At the Geneva Auto Show this week, Nissan has lifted the curtain from the Sway, a concept car that hints at a future entrant in the subcompact car segment, although Nissan won’t admit outright this will be the new Micra. Its bold design with the trademark V-motion grille, boomerang-shaped rear lights, and floating roof make the Sway a better fit into Nissan’s line-up, whereas the Micra stands out from the rest of the family like a sunburnt gingerhead Englishman in Istanbul. However, I can also see a little influence from Renault in the design, most notably the differently colored section at the bottom of the doors and the rear hatch, with its straight vertical section and the sharp edge around it. Fortunately, with the Kadjar and Qashqai, the design team at Renault-Nissan has proven its ability to keep the brands far enough apart for each to keep its own identity, even if they have to work from a common base.
At 4,01 meters in length, the Sway would also fit perfectly into the subcompact segment, as opposed to the Micra, which somehow falls between a minicar and a subcompact car sizewise. This proves Nissan has gotten the message to take the European subcompact segment serious if it really wants to crack this part of the market.
As almost always with a concept car, no official production plans will be released, but Nissan has already told us the next generation Micra will be built in the Renault factory in Flins, France, alongside the Clio and Zoe EV. Naturally, it will share its platform with the Clio as well.

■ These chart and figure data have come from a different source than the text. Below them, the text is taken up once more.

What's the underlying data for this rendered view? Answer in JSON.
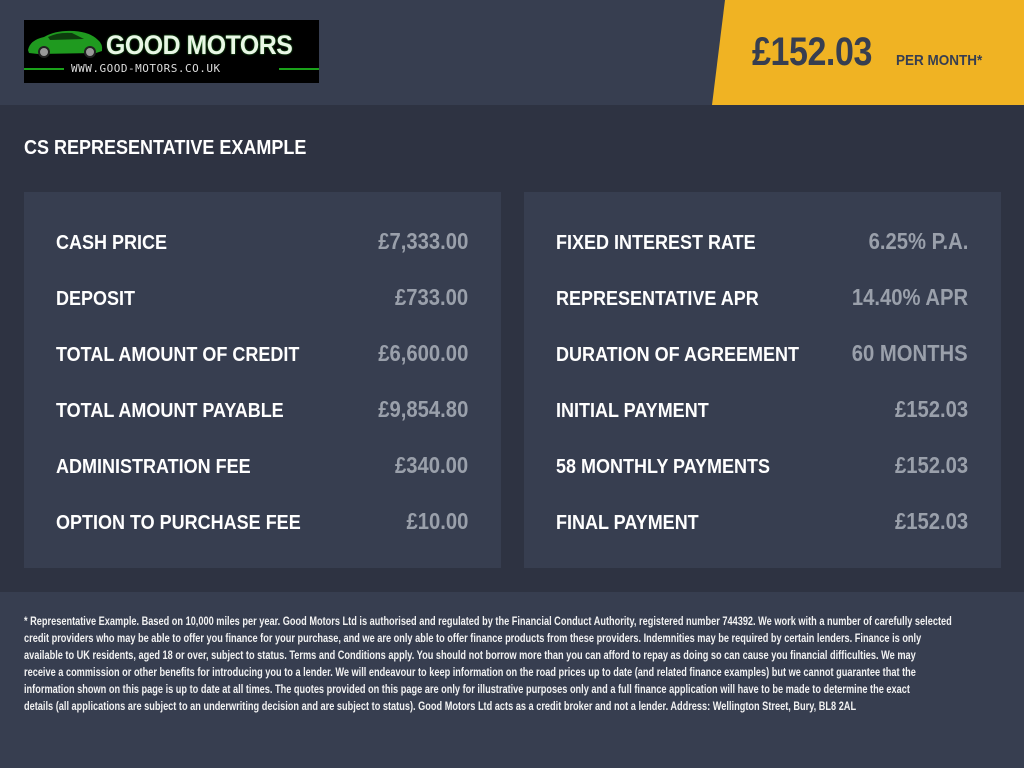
{
  "header": {
    "logo": {
      "name": "GOOD MOTORS",
      "url": "WWW.GOOD-MOTORS.CO.UK"
    },
    "monthly_price": "£152.03",
    "per_month_label": "PER MONTH*",
    "accent_color": "#f0b323"
  },
  "title": "CS REPRESENTATIVE EXAMPLE",
  "left_panel": [
    {
      "label": "CASH PRICE",
      "value": "£7,333.00"
    },
    {
      "label": "DEPOSIT",
      "value": "£733.00"
    },
    {
      "label": "TOTAL AMOUNT OF CREDIT",
      "value": "£6,600.00"
    },
    {
      "label": "TOTAL AMOUNT PAYABLE",
      "value": "£9,854.80"
    },
    {
      "label": "ADMINISTRATION FEE",
      "value": "£340.00"
    },
    {
      "label": "OPTION TO PURCHASE FEE",
      "value": "£10.00"
    }
  ],
  "right_panel": [
    {
      "label": "FIXED INTEREST RATE",
      "value": "6.25% P.A."
    },
    {
      "label": "REPRESENTATIVE APR",
      "value": "14.40% APR"
    },
    {
      "label": "DURATION OF AGREEMENT",
      "value": "60 MONTHS"
    },
    {
      "label": "INITIAL PAYMENT",
      "value": "£152.03"
    },
    {
      "label": "58 MONTHLY PAYMENTS",
      "value": "£152.03"
    },
    {
      "label": "FINAL PAYMENT",
      "value": "£152.03"
    }
  ],
  "disclaimer_lines": [
    "* Representative Example. Based on 10,000 miles per year. Good Motors Ltd is authorised and regulated by the Financial Conduct Authority, registered number 744392. We work with a number of carefully selected",
    "credit providers who may be able to offer you finance for your purchase, and we are only able to offer finance products from these providers. Indemnities may be required by certain lenders. Finance is only",
    "available to UK residents, aged 18 or over, subject to status. Terms and Conditions apply. You should not borrow more than you can afford to repay as doing so can cause you financial difficulties. We may",
    "receive a commission or other benefits for introducing you to a lender. We will endeavour to keep information on the road prices up to date (and related finance examples) but we cannot guarantee that the",
    "information shown on this page is up to date at all times. The quotes provided on this page are only for illustrative purposes only and a full finance application will have to be made to determine the exact",
    "details (all applications are subject to an underwriting decision and are subject to status). Good Motors Ltd acts as a credit broker and not a lender. Address: Wellington Street, Bury, BL8 2AL"
  ]
}
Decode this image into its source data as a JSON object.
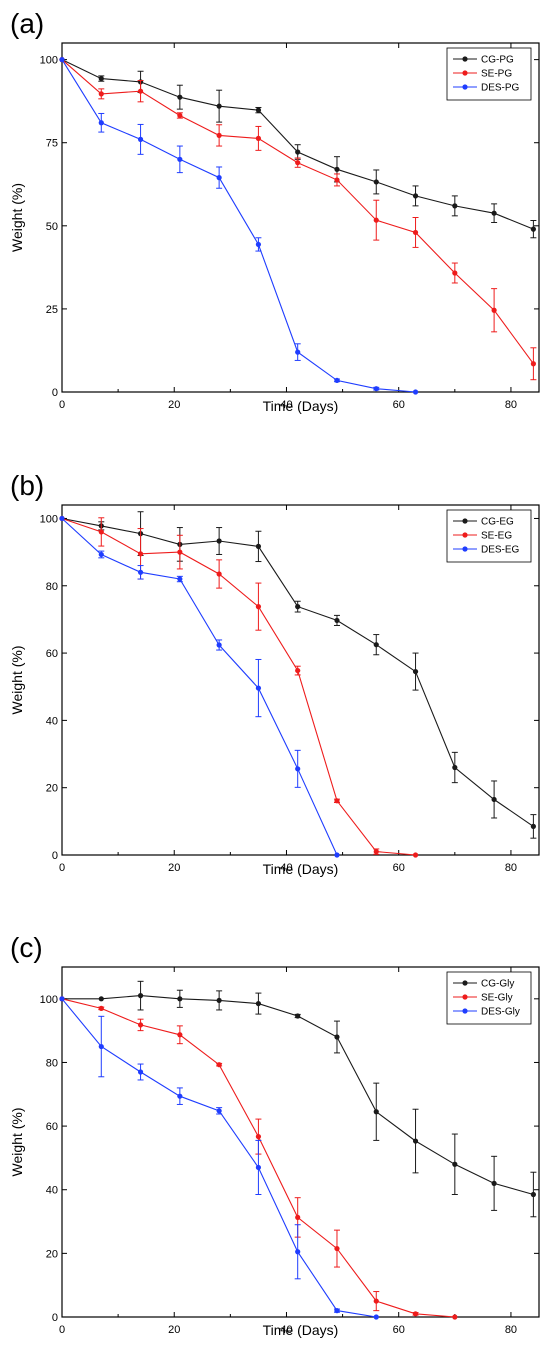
{
  "chart_data": [
    {
      "panel": "(a)",
      "type": "line",
      "xlabel": "Time (Days)",
      "ylabel": "Weight (%)",
      "xlim": [
        0,
        85
      ],
      "ylim": [
        0,
        105
      ],
      "xticks": [
        0,
        20,
        40,
        60,
        80
      ],
      "yticks": [
        0,
        25,
        50,
        75,
        100
      ],
      "legend_position": "top-right",
      "series": [
        {
          "name": "CG-PG",
          "color": "#1a1a1a",
          "points": [
            [
              0,
              100
            ],
            [
              7,
              94.3
            ],
            [
              14,
              93.3
            ],
            [
              21,
              88.7
            ],
            [
              28,
              86
            ],
            [
              35,
              84.8
            ],
            [
              42,
              72.2
            ],
            [
              49,
              67
            ],
            [
              56,
              63.2
            ],
            [
              63,
              59
            ],
            [
              70,
              56
            ],
            [
              77,
              53.8
            ],
            [
              84,
              49
            ]
          ],
          "errors": [
            0,
            0.8,
            3.2,
            3.6,
            4.8,
            0.8,
            2.2,
            3.8,
            3.6,
            3,
            3,
            2.8,
            2.6
          ]
        },
        {
          "name": "SE-PG",
          "color": "#ee1c1c",
          "points": [
            [
              0,
              100
            ],
            [
              7,
              89.7
            ],
            [
              14,
              90.5
            ],
            [
              21,
              83.2
            ],
            [
              28,
              77.2
            ],
            [
              35,
              76.3
            ],
            [
              42,
              69
            ],
            [
              49,
              63.8
            ],
            [
              56,
              51.7
            ],
            [
              63,
              48
            ],
            [
              70,
              35.8
            ],
            [
              77,
              24.6
            ],
            [
              84,
              8.5
            ]
          ],
          "errors": [
            0,
            1.5,
            3.2,
            0.8,
            3.2,
            3.6,
            1.4,
            1.8,
            6,
            4.5,
            3,
            6.5,
            4.8
          ]
        },
        {
          "name": "DES-PG",
          "color": "#1f3dff",
          "points": [
            [
              0,
              100
            ],
            [
              7,
              81
            ],
            [
              14,
              76
            ],
            [
              21,
              70
            ],
            [
              28,
              64.5
            ],
            [
              35,
              44.4
            ],
            [
              42,
              12
            ],
            [
              49,
              3.5
            ],
            [
              56,
              1
            ],
            [
              63,
              0
            ]
          ],
          "errors": [
            0,
            2.8,
            4.5,
            4,
            3.2,
            2,
            2.5,
            0.4,
            0.4,
            0
          ]
        }
      ]
    },
    {
      "panel": "(b)",
      "type": "line",
      "xlabel": "Time (Days)",
      "ylabel": "Weight (%)",
      "xlim": [
        0,
        85
      ],
      "ylim": [
        0,
        104
      ],
      "xticks": [
        0,
        20,
        40,
        60,
        80
      ],
      "yticks": [
        0,
        20,
        40,
        60,
        80,
        100
      ],
      "legend_position": "top-right",
      "series": [
        {
          "name": "CG-EG",
          "color": "#1a1a1a",
          "points": [
            [
              0,
              100
            ],
            [
              7,
              97.8
            ],
            [
              14,
              95.5
            ],
            [
              21,
              92.3
            ],
            [
              28,
              93.3
            ],
            [
              35,
              91.7
            ],
            [
              42,
              73.8
            ],
            [
              49,
              69.7
            ],
            [
              56,
              62.5
            ],
            [
              63,
              54.5
            ],
            [
              70,
              26
            ],
            [
              77,
              16.5
            ],
            [
              84,
              8.5
            ]
          ],
          "errors": [
            0,
            1.2,
            6.5,
            5,
            4,
            4.5,
            1.6,
            1.5,
            3,
            5.5,
            4.5,
            5.5,
            3.5
          ]
        },
        {
          "name": "SE-EG",
          "color": "#ee1c1c",
          "points": [
            [
              0,
              100
            ],
            [
              7,
              96
            ],
            [
              14,
              89.5
            ],
            [
              21,
              90
            ],
            [
              28,
              83.5
            ],
            [
              35,
              73.8
            ],
            [
              42,
              54.8
            ],
            [
              49,
              16.1
            ],
            [
              56,
              1
            ],
            [
              63,
              0
            ]
          ],
          "errors": [
            0,
            4.2,
            7.5,
            5,
            4.2,
            7,
            1.3,
            0.5,
            0.8,
            0
          ]
        },
        {
          "name": "DES-EG",
          "color": "#1f3dff",
          "points": [
            [
              0,
              100
            ],
            [
              7,
              89.3
            ],
            [
              14,
              84
            ],
            [
              21,
              82
            ],
            [
              28,
              62.4
            ],
            [
              35,
              49.6
            ],
            [
              42,
              25.6
            ],
            [
              49,
              0
            ]
          ],
          "errors": [
            0,
            1,
            2,
            0.8,
            1.5,
            8.5,
            5.5,
            0
          ]
        }
      ]
    },
    {
      "panel": "(c)",
      "type": "line",
      "xlabel": "Time (Days)",
      "ylabel": "Weight (%)",
      "xlim": [
        0,
        85
      ],
      "ylim": [
        0,
        110
      ],
      "xticks": [
        0,
        20,
        40,
        60,
        80
      ],
      "yticks": [
        0,
        20,
        40,
        60,
        80,
        100
      ],
      "legend_position": "top-right",
      "series": [
        {
          "name": "CG-Gly",
          "color": "#1a1a1a",
          "points": [
            [
              0,
              100
            ],
            [
              7,
              100
            ],
            [
              14,
              101
            ],
            [
              21,
              100
            ],
            [
              28,
              99.5
            ],
            [
              35,
              98.5
            ],
            [
              42,
              94.6
            ],
            [
              49,
              88
            ],
            [
              56,
              64.5
            ],
            [
              63,
              55.3
            ],
            [
              70,
              48
            ],
            [
              77,
              42
            ],
            [
              84,
              38.5
            ]
          ],
          "errors": [
            0,
            0,
            4.5,
            2.7,
            3,
            3.3,
            0.5,
            5,
            9,
            10,
            9.5,
            8.5,
            7
          ]
        },
        {
          "name": "SE-Gly",
          "color": "#ee1c1c",
          "points": [
            [
              0,
              100
            ],
            [
              7,
              97
            ],
            [
              14,
              91.8
            ],
            [
              21,
              88.7
            ],
            [
              28,
              79.3
            ],
            [
              35,
              56.7
            ],
            [
              42,
              31.3
            ],
            [
              49,
              21.5
            ],
            [
              56,
              5
            ],
            [
              63,
              1
            ],
            [
              70,
              0
            ]
          ],
          "errors": [
            0,
            0.4,
            1.8,
            2.8,
            0.4,
            5.5,
            6.2,
            5.8,
            3,
            0.4,
            0
          ]
        },
        {
          "name": "DES-Gly",
          "color": "#1f3dff",
          "points": [
            [
              0,
              100
            ],
            [
              7,
              85
            ],
            [
              14,
              77
            ],
            [
              21,
              69.4
            ],
            [
              28,
              64.8
            ],
            [
              35,
              47
            ],
            [
              42,
              20.5
            ],
            [
              49,
              2
            ],
            [
              56,
              0
            ]
          ],
          "errors": [
            0,
            9.5,
            2.5,
            2.6,
            1,
            8.5,
            8.5,
            0.5,
            0
          ]
        }
      ]
    }
  ]
}
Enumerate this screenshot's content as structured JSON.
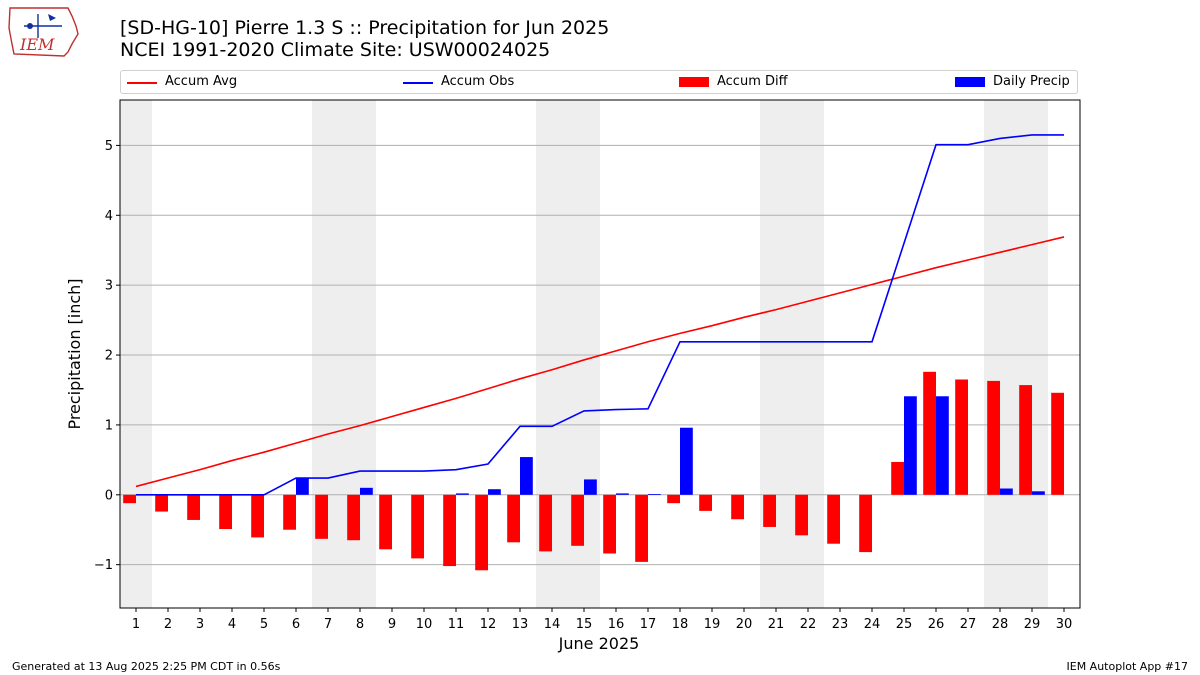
{
  "logo": {
    "text": "IEM",
    "name": "iem-logo"
  },
  "title_line1": "[SD-HG-10] Pierre 1.3 S :: Precipitation for Jun 2025",
  "title_line2": "NCEI 1991-2020 Climate Site: USW00024025",
  "legend": [
    {
      "label": "Accum Avg",
      "kind": "line",
      "color": "#ff0000"
    },
    {
      "label": "Accum Obs",
      "kind": "line",
      "color": "#0000ff"
    },
    {
      "label": "Accum Diff",
      "kind": "bar",
      "color": "#ff0000"
    },
    {
      "label": "Daily Precip",
      "kind": "bar",
      "color": "#0000ff"
    }
  ],
  "footer_left": "Generated at 13 Aug 2025 2:25 PM CDT in 0.56s",
  "footer_right": "IEM Autoplot App #17",
  "chart_data": {
    "type": "bar",
    "xlabel": "June 2025",
    "ylabel": "Precipitation [inch]",
    "x": [
      1,
      2,
      3,
      4,
      5,
      6,
      7,
      8,
      9,
      10,
      11,
      12,
      13,
      14,
      15,
      16,
      17,
      18,
      19,
      20,
      21,
      22,
      23,
      24,
      25,
      26,
      27,
      28,
      29,
      30
    ],
    "ylim": [
      -1.62,
      5.65
    ],
    "yticks": [
      -1,
      0,
      1,
      2,
      3,
      4,
      5
    ],
    "ytick_labels": [
      "−1",
      "0",
      "1",
      "2",
      "3",
      "4",
      "5"
    ],
    "grid": "horizontal",
    "legend_position": "top",
    "weekend_shading": [
      [
        1,
        1
      ],
      [
        7,
        8
      ],
      [
        14,
        15
      ],
      [
        21,
        22
      ],
      [
        28,
        29
      ]
    ],
    "series": [
      {
        "name": "Accum Avg",
        "kind": "line",
        "color": "#ff0000",
        "values": [
          0.12,
          0.24,
          0.36,
          0.49,
          0.61,
          0.74,
          0.87,
          0.99,
          1.12,
          1.25,
          1.38,
          1.52,
          1.66,
          1.79,
          1.93,
          2.06,
          2.19,
          2.31,
          2.42,
          2.54,
          2.65,
          2.77,
          2.89,
          3.01,
          3.13,
          3.25,
          3.36,
          3.47,
          3.58,
          3.69
        ]
      },
      {
        "name": "Accum Obs",
        "kind": "line",
        "color": "#0000ff",
        "values": [
          0,
          0,
          0,
          0,
          0,
          0.24,
          0.24,
          0.34,
          0.34,
          0.34,
          0.36,
          0.44,
          0.98,
          0.98,
          1.2,
          1.22,
          1.23,
          2.19,
          2.19,
          2.19,
          2.19,
          2.19,
          2.19,
          2.19,
          3.6,
          5.01,
          5.01,
          5.1,
          5.15,
          5.15
        ]
      },
      {
        "name": "Accum Diff",
        "kind": "bar",
        "color": "#ff0000",
        "values": [
          -0.12,
          -0.24,
          -0.36,
          -0.49,
          -0.61,
          -0.5,
          -0.63,
          -0.65,
          -0.78,
          -0.91,
          -1.02,
          -1.08,
          -0.68,
          -0.81,
          -0.73,
          -0.84,
          -0.96,
          -0.12,
          -0.23,
          -0.35,
          -0.46,
          -0.58,
          -0.7,
          -0.82,
          0.47,
          1.76,
          1.65,
          1.63,
          1.57,
          1.46
        ]
      },
      {
        "name": "Daily Precip",
        "kind": "bar",
        "color": "#0000ff",
        "values": [
          0,
          0,
          0,
          0,
          0,
          0.24,
          0,
          0.1,
          0,
          0,
          0.02,
          0.08,
          0.54,
          0,
          0.22,
          0.02,
          0.01,
          0.96,
          0,
          0,
          0,
          0,
          0,
          0,
          1.41,
          1.41,
          0,
          0.09,
          0.05,
          0
        ]
      }
    ]
  }
}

I personally like Nissan’s current design language and the Sway is no exception. It looks very aggressive and sporty, but it doesn’t seem to compromise on interior space. When translating it into a production model, the lights will become a bit less futuristic, the suicide doors are likely to be dropped, as well as the two-tone paint job, but I hope they keep the originally styled C-pillar, the missing B-pillar and the pronounced belt line. It may be a concept, but if you look past those features, I think it actually looks pretty production-ready. Bring it on, Nissan!